What our estimates are based on
Our savings figures use ENERGY STAR-published efficiency ratings (UEF), federal Department of Energy reference usage, common utility rates, and typical household water-heating loads. We weight these against the input you provide in our tools — household size, climate, current water heater type, peak demand, electric rate.
Why estimates vary in real life
- Climate: Heat pump efficiency drops as ambient air falls below 50°F. A cold-basement install will underperform a warm-garage install of the same model.
- Household size and behavior: Two short showers and one dishwasher run a day produces very different demand from a household of six with daily laundry. Mode selection (heat-pump-only vs. hybrid) also moves the number meaningfully.
- Utility rates: A 17¢/kWh rate produces very different absolute dollar savings than a 9¢/kWh rate, even on the same equipment.

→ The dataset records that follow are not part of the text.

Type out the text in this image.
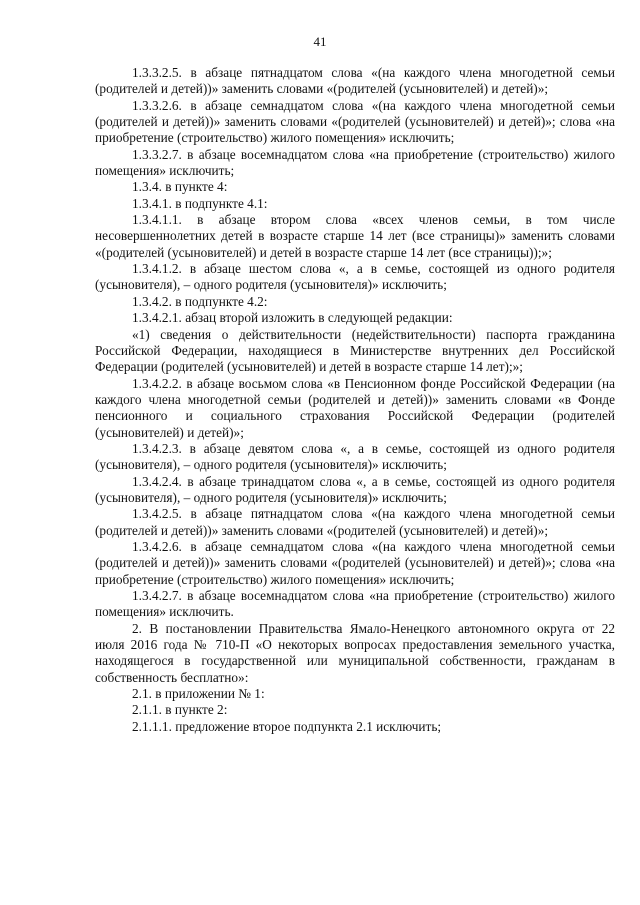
41

1.3.3.2.5. в абзаце пятнадцатом слова «(на каждого члена многодетной семьи (родителей и детей))» заменить словами «(родителей (усыновителей) и детей)»;

1.3.3.2.6. в абзаце семнадцатом слова «(на каждого члена многодетной семьи (родителей и детей))» заменить словами «(родителей (усыновителей) и детей)»; слова «на приобретение (строительство) жилого помещения» исключить;

1.3.3.2.7. в абзаце восемнадцатом слова «на приобретение (строительство) жилого помещения» исключить;

1.3.4. в пункте 4:

1.3.4.1. в подпункте 4.1:

1.3.4.1.1. в абзаце втором слова «всех членов семьи, в том числе несовершеннолетних детей в возрасте старше 14 лет (все страницы)» заменить словами «(родителей (усыновителей) и детей в возрасте старше 14 лет (все страницы));»;

1.3.4.1.2. в абзаце шестом слова «, а в семье, состоящей из одного родителя (усыновителя), – одного родителя (усыновителя)» исключить;

1.3.4.2. в подпункте 4.2:

1.3.4.2.1. абзац второй изложить в следующей редакции:

«1) сведения о действительности (недействительности) паспорта гражданина Российской Федерации, находящиеся в Министерстве внутренних дел Российской Федерации (родителей (усыновителей) и детей в возрасте старше 14 лет);»;

1.3.4.2.2. в абзаце восьмом слова «в Пенсионном фонде Российской Федерации (на каждого члена многодетной семьи (родителей и детей))» заменить словами «в Фонде пенсионного и социального страхования Российской Федерации (родителей (усыновителей) и детей)»;

1.3.4.2.3. в абзаце девятом слова «, а в семье, состоящей из одного родителя (усыновителя), – одного родителя (усыновителя)» исключить;

1.3.4.2.4. в абзаце тринадцатом слова «, а в семье, состоящей из одного родителя (усыновителя), – одного родителя (усыновителя)» исключить;

1.3.4.2.5. в абзаце пятнадцатом слова «(на каждого члена многодетной семьи (родителей и детей))» заменить словами «(родителей (усыновителей) и детей)»;

1.3.4.2.6. в абзаце семнадцатом слова «(на каждого члена многодетной семьи (родителей и детей))» заменить словами «(родителей (усыновителей) и детей)»; слова «на приобретение (строительство) жилого помещения» исключить;

1.3.4.2.7. в абзаце восемнадцатом слова «на приобретение (строительство) жилого помещения» исключить.

2. В постановлении Правительства Ямало-Ненецкого автономного округа от 22 июля 2016 года № 710-П «О некоторых вопросах предоставления земельного участка, находящегося в государственной или муниципальной собственности, гражданам в собственность бесплатно»:

2.1. в приложении № 1:

2.1.1. в пункте 2:

2.1.1.1. предложение второе подпункта 2.1 исключить;
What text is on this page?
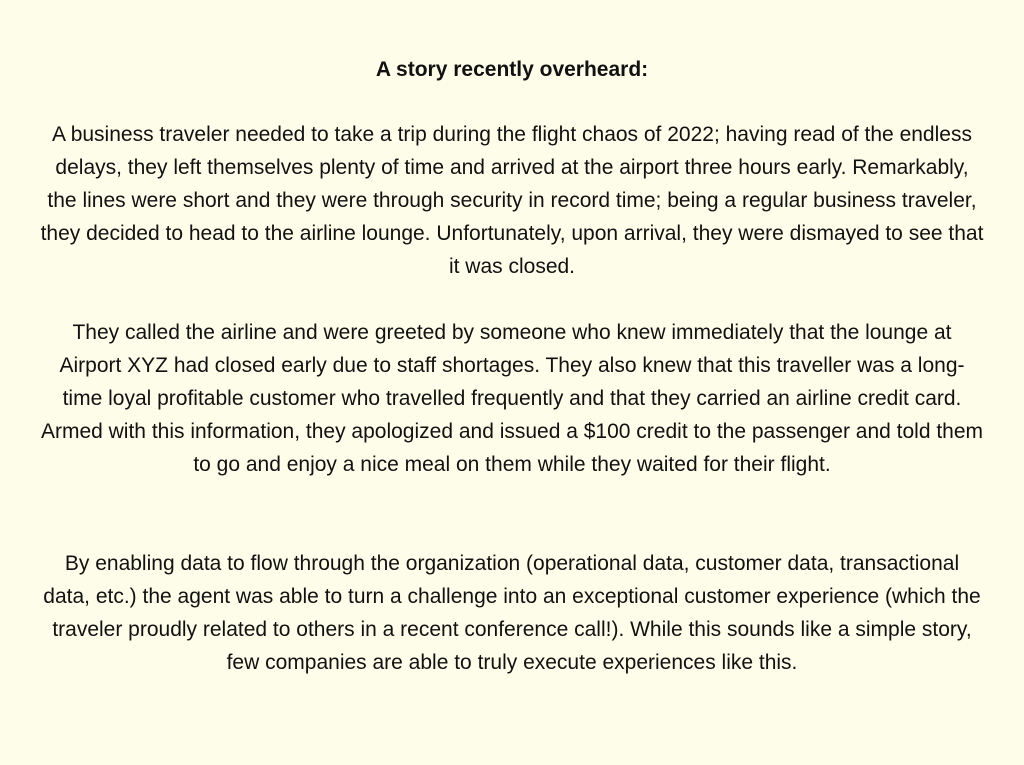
A story recently overheard:

A business traveler needed to take a trip during the flight chaos of 2022; having read of the endless delays, they left themselves plenty of time and arrived at the airport three hours early. Remarkably, the lines were short and they were through security in record time; being a regular business traveler, they decided to head to the airline lounge. Unfortunately, upon arrival, they were dismayed to see that it was closed.

They called the airline and were greeted by someone who knew immediately that the lounge at Airport XYZ had closed early due to staff shortages. They also knew that this traveller was a long-time loyal profitable customer who travelled frequently and that they carried an airline credit card. Armed with this information, they apologized and issued a $100 credit to the passenger and told them to go and enjoy a nice meal on them while they waited for their flight.

By enabling data to flow through the organization (operational data, customer data, transactional data, etc.) the agent was able to turn a challenge into an exceptional customer experience (which the traveler proudly related to others in a recent conference call!). While this sounds like a simple story, few companies are able to truly execute experiences like this.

- Time-of-use rates: Households on TOU plans can shift heat-pump runtime to cheap hours and beat our flat-rate estimates. Households without TOU cannot.
- Installation quality: Pipe runs, hot-water-pipe insulation, ambient air volume, mixing valves, condensate drain quality, and recirculation pumps all affect real performance.
- Rebate context: Federal IRA, ENERGY STAR and utility rebates can dramatically change payback period — none of those are reflected in raw kWh estimates.
How to use the estimates
Our tools are designed to help you understand the range of likely outcomes and to compare options against each other — not to promise a specific monthly bill. “$330/year” on the savings visualizer means “most households like yours would land somewhere in this neighborhood, with reasonable variance up and down.”
If you need a binding number
For binding savings projections, talk to your utility (many will run a free home energy assessment) and a licensed installer. They can model your specific climate, rate plan and equipment.
About utility and tax credit estimates
Rebate amounts and tax-credit eligibility change. We update our editor content when programs move, but always verify current eligibility with your utility or the IRS before counting on a specific dollar amount.